In this regard, the RPII carries out a rigorous and continuous testing programme to monitor environmental radiation and to ensure that the Institute and my Department are quickly aware of any change in environmental radiation levels in Ireland, and are able to provide the public with any necessary health warnings and protection advice. The testing programme combines round-the-clock measurements from the permanent monitoring network and a programme of sampling followed by laboratory testing. Measurements are taken from the air, the marine environment, food products and drinking water. Data from these monitors is continuously fed back to a central system at RPII and displayed on the RPII’s website:

Following the incident at the Fukushima site, my Department’s National Directorate for Fire and Emergency Management, in conjunction with the RPII, monitored the unfolding events in Japan. In the immediate aftermath of the incident, a national co-ordinating group, comprising the relevant Departments and agencies on the Emergency Response Co-ordination Committee, met a number of times to co-ordinate the response, inter alia, in the areas of food imports, general imports and travel advice.

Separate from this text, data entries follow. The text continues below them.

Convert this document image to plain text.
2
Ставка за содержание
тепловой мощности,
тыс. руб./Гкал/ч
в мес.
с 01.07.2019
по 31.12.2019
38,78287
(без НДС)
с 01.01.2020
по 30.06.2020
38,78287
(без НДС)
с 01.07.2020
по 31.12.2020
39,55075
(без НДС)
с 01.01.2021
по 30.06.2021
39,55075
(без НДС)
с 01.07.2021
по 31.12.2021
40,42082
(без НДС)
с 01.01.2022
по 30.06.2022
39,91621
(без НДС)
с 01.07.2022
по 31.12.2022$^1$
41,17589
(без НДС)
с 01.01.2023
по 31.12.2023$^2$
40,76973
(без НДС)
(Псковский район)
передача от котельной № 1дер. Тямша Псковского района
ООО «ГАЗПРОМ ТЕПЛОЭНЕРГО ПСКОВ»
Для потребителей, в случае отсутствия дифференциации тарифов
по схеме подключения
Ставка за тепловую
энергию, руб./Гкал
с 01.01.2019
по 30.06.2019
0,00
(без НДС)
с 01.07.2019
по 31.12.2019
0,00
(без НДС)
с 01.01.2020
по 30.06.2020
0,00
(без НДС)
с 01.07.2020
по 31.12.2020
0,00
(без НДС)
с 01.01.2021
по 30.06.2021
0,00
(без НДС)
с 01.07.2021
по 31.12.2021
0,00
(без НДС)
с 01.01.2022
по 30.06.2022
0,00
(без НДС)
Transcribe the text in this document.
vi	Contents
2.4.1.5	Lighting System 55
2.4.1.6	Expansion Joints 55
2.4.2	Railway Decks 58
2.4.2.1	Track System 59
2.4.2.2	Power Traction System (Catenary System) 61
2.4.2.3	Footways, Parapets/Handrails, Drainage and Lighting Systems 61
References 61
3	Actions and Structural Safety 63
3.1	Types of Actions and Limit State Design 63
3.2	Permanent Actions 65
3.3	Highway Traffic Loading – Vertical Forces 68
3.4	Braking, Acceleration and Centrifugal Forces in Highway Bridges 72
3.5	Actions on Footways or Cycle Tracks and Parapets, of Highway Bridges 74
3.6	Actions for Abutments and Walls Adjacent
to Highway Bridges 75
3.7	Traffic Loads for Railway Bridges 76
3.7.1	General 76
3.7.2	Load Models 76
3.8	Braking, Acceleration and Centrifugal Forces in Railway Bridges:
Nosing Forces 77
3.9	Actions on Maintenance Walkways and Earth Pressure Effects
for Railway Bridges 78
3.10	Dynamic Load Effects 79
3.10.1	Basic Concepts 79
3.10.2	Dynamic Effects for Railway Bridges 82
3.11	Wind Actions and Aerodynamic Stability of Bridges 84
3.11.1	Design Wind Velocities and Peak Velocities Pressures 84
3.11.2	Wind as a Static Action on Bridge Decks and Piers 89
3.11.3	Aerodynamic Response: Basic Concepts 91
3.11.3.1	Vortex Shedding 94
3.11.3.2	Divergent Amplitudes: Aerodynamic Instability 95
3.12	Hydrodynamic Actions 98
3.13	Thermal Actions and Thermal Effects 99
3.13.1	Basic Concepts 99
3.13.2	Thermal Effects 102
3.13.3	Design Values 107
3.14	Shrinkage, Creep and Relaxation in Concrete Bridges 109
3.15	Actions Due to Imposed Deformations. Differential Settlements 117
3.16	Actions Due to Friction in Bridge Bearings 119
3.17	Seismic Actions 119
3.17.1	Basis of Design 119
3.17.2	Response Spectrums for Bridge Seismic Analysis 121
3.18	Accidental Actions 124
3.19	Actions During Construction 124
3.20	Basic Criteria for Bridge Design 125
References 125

Following the incident at Fukushima, the RPII detected trace amounts of radioactivity in samples taken during the period March to May 2011, but the amounts here were at levels so low as to be only detectable with highly sensitive radio-analytical instrumentation. As such, they were of no radiological significance in Ireland and accordingly, no protective measures were required. The levels detected were consistent with those measured elsewhere in Europe.

The RPII’s Assessment of the Impact on Ireland of the 2011 Fukushima Nuclear Accident, published in March 2012 and available on the RPII website, concluded that the accident provided a good test of Ireland’s capacity to respond effectively to a nuclear emergency. It demonstrated that a comprehensive monitoring network, capable of measuring even trace levels of radioactivity in the environment, is in place.

My Department participated fully in the international response to the Fukushima incident and used the opportunity afforded by the EU Decision on stress-testing nuclear power plants around Europe to push for the highest safety standards to be applied.